The government also announced it is readying a program to aid companies that issue credit cards, make student loans and finance car purchases.
Paulson says key markets for consumer debt essentially came to a halt in October.
"As a result, millions of Americans cannot find affordable financing for their basic credit needs," Paulson said. "Credit card rates are climbing, making it more expensive for families to finance everyday purchases. This lack of affordable consumer credit undermines consumer spending and as a result weakens our economy.
"Remember that $200 billion is a starting point," Paulson said. "It's going to take a while to get this program up and going and then it can be expanded and increased over time."
The government, while looking to reduce fear in the credit markets, is eager to see lenders resume more normal levels of lending to help stimulate the economy. Since September, when credit markets first froze, financial institutions have been hesitant to hand over money for fear they won't be repaid.

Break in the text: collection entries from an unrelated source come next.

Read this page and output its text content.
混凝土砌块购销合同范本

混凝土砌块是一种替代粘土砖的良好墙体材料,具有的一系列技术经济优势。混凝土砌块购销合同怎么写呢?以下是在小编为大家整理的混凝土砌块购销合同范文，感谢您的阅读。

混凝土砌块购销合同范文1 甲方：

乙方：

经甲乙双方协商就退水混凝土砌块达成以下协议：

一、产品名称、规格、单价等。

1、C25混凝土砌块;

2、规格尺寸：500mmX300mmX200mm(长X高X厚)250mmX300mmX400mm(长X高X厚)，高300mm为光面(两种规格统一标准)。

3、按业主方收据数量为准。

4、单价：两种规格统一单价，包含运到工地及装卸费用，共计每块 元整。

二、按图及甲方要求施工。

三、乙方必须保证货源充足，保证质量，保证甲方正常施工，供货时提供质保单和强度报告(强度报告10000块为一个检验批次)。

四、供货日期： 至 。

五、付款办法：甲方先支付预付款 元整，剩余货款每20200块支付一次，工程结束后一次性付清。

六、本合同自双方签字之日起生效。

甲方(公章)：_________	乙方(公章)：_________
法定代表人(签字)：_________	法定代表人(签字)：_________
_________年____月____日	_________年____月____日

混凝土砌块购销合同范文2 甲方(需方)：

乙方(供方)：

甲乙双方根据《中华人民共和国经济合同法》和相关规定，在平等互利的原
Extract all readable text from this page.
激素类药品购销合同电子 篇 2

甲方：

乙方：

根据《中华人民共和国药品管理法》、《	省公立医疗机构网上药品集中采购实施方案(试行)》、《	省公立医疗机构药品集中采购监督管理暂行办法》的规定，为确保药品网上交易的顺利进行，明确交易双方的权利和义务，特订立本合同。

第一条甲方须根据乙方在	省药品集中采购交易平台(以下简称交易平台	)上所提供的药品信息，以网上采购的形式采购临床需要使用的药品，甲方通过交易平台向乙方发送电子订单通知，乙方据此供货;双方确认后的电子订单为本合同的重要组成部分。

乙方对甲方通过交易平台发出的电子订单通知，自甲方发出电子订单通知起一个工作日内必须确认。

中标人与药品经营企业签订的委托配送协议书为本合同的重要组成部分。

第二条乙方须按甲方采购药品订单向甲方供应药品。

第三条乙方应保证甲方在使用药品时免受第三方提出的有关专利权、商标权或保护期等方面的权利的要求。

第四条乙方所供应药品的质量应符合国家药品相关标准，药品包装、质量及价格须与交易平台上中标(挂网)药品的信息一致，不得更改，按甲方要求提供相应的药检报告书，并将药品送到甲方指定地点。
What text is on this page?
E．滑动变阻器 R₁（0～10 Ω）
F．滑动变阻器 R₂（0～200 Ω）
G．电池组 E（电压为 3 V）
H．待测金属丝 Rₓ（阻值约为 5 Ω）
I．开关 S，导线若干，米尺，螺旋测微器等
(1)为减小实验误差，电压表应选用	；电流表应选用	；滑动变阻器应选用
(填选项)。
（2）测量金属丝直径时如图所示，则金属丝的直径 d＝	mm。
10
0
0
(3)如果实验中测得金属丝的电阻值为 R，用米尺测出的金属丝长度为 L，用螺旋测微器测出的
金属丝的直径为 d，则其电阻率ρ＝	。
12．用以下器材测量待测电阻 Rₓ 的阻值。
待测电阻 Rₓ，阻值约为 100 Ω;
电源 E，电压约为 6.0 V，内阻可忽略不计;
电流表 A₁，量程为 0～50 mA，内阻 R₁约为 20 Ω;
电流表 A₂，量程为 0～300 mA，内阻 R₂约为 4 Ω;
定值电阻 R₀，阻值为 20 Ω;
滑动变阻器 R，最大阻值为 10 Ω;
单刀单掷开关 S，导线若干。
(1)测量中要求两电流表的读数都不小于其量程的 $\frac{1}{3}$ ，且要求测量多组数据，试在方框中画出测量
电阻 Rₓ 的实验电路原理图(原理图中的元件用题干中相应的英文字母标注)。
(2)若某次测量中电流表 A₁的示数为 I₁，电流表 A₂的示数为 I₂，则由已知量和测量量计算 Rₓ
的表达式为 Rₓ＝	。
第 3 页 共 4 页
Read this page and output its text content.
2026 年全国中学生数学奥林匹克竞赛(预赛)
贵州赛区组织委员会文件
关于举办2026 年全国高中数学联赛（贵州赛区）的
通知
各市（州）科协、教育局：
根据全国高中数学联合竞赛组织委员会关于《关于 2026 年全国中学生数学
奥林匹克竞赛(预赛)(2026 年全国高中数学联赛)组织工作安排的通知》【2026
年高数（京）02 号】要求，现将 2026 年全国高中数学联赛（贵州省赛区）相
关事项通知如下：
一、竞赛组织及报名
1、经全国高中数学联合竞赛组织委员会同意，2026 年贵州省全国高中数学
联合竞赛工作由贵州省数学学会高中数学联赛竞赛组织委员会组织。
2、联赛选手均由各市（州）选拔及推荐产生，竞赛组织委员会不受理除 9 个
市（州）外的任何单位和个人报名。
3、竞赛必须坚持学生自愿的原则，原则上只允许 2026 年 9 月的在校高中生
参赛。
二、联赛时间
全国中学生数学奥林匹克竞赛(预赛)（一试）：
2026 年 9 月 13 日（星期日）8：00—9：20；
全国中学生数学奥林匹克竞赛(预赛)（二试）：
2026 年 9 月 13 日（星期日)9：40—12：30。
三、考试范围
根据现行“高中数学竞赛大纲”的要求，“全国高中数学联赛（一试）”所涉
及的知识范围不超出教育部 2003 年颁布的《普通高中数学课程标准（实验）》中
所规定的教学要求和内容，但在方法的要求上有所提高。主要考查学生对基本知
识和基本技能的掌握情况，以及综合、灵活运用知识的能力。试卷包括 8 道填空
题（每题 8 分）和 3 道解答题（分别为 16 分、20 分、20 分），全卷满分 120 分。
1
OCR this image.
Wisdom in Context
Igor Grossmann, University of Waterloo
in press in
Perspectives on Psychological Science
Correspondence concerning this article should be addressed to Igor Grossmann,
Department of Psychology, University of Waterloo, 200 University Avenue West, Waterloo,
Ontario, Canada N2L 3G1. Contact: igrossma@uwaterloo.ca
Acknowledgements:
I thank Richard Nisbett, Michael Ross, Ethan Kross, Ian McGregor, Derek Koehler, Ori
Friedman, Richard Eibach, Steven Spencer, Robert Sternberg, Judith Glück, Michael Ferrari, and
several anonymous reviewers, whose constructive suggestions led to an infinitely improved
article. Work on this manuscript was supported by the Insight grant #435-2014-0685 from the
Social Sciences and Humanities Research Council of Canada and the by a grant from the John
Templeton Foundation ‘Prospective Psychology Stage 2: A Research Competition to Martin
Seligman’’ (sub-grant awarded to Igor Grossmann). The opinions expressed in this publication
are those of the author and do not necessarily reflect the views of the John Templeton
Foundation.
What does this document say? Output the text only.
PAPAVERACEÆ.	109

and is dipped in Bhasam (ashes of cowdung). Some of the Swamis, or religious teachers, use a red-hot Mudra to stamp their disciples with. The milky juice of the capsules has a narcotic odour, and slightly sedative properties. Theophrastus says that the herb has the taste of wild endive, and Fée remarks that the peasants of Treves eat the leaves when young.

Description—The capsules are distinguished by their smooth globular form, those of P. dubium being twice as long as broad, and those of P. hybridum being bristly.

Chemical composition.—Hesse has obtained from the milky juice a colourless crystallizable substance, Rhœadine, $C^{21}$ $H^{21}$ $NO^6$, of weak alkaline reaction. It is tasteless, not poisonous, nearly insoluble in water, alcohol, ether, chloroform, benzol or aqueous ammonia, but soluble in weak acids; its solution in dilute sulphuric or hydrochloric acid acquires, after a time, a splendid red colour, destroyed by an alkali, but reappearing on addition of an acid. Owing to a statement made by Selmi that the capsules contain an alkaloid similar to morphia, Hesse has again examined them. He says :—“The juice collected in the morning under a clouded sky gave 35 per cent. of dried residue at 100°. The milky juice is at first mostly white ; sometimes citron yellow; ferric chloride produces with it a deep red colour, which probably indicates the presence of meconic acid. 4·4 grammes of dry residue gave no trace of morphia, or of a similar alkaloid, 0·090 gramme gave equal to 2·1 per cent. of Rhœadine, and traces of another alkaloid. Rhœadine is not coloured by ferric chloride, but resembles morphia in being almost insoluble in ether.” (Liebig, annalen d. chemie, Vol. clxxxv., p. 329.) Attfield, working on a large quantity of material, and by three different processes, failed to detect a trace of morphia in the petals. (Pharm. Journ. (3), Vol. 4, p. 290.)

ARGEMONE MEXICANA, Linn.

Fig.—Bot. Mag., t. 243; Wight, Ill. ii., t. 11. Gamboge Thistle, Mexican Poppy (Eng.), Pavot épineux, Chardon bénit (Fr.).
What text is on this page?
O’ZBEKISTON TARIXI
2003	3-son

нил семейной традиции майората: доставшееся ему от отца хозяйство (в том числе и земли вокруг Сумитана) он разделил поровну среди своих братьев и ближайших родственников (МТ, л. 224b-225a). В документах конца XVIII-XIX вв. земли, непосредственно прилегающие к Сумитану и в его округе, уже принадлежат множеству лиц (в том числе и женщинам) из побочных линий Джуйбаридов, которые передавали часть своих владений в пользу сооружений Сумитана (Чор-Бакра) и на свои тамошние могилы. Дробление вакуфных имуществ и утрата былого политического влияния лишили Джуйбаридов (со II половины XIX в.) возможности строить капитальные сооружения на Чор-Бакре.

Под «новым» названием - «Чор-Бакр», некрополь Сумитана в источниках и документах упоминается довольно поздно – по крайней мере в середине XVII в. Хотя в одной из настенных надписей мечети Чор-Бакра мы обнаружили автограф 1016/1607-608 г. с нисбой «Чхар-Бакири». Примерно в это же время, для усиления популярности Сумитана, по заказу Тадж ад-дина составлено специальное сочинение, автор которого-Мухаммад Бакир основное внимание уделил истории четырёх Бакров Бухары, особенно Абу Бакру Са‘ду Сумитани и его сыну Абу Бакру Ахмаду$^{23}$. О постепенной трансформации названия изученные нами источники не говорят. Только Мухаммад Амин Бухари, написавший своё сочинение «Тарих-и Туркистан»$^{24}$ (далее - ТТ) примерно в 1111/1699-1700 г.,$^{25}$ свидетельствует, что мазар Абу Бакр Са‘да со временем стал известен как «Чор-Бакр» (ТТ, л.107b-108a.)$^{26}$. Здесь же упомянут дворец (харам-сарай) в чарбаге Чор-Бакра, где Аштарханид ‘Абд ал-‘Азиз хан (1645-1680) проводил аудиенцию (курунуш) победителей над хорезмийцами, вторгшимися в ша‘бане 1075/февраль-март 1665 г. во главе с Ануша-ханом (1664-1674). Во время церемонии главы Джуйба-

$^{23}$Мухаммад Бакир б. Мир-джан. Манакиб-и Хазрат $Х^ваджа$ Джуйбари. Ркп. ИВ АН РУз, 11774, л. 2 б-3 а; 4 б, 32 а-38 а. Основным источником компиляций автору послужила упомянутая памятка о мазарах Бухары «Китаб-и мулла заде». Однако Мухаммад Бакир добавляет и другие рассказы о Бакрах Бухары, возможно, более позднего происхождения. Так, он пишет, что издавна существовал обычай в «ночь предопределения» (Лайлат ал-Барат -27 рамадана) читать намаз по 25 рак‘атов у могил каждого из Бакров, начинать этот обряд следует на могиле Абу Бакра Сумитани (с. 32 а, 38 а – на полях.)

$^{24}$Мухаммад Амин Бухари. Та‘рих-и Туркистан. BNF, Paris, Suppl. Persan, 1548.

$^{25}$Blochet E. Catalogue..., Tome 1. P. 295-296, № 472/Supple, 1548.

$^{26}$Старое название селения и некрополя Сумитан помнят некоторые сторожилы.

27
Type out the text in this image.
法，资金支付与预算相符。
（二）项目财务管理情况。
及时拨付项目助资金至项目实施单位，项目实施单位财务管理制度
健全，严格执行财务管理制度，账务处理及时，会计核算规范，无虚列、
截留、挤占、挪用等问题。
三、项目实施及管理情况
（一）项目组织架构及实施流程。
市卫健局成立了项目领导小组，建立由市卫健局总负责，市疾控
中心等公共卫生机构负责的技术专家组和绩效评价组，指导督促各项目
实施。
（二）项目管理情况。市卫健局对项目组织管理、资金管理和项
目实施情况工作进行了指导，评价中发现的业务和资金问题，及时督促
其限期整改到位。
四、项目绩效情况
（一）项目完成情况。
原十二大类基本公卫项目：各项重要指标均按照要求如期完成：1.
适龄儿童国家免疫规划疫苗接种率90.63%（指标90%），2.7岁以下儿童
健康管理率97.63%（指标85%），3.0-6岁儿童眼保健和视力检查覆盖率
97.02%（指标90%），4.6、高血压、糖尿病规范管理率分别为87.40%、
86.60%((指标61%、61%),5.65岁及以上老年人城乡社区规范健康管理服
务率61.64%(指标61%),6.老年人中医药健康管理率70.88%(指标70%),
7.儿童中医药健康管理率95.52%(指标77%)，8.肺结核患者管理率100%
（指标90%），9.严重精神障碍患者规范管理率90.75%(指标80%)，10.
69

That, in turn, has made it harder for businesses and consumers to borrow.
CBS News correspondent Claire Leka reports it's a change of direction for the Treasury Department, which initially planned to use the $700 billion bailout package to buy distressed assets from banks, but then later decided to concentrate on pumping money directly into banks and other financial institutions.
"The economy is suffering greatly because consumer spending makes up more than two-thirds of the economy," Leka said. "If consumers can't spend money, the economy is grinding to a big halt, and they want to change that."
"It's not clear if it's enough," Tourno College economist Peter Sperling told CBS News. "We'll just have to wait and see what it does in freeing up credit. But it's presumably in the right direction, and it's acting on the right types of loans."
And it was news Wall Street wanted to hear, extended its advance to a third day. In early trading, the Dow Jones industrial average rose 112.06, or 1.33 percent, to 8,555.45. The blue chip index rose 891 points on Friday and Monday.
The government's decision overshadowed a report that the nation's gross domestic product declined in line with expectations.
Since the financial meltdown accelerated in September, credit card issuers have been tightening their standards.
A survey released Nov. 3 by the Federal Reserve found that a sizable percentages of banks had "continued to tighten their lending standards and terms on all major loan categories over the previous three months."
Nearly 60 percent of banks responding to the survey said they had tightened lending standards on credit card debt.
And the credit pinch is being felt outside the U.S.: According to the British Banker's Association, the number of new home mortgages approved in the U.K. was 52 percent lower in October than in October 2007.
The Fed said that the $600 billion effort to support the mortgage market was being taken to reduce the cost of home mortgages and increase their availability. It said the purchases of the mortgages and mortgage-backed securities would take place over a number of months.
The severe financial crisis that is rocking global markets at the moment began more than a year ago with rising defaults on subprime mortgages, loans provided to borrowers with weak credit histories.
The billions of dollars of losses financial institutions have suffered on their mortgage loans have caused banks to stop making new loans of various types, which almost certainly has helped push the country into a deep recession.
But while these moves are intended to stabilize banks and thaw the frozen flow of credit, USC business professor Lawrence Harris told CBS News correspondent Larry Miller, "There's simply no sense extending credit to people if they can’t pay off the credit they already have."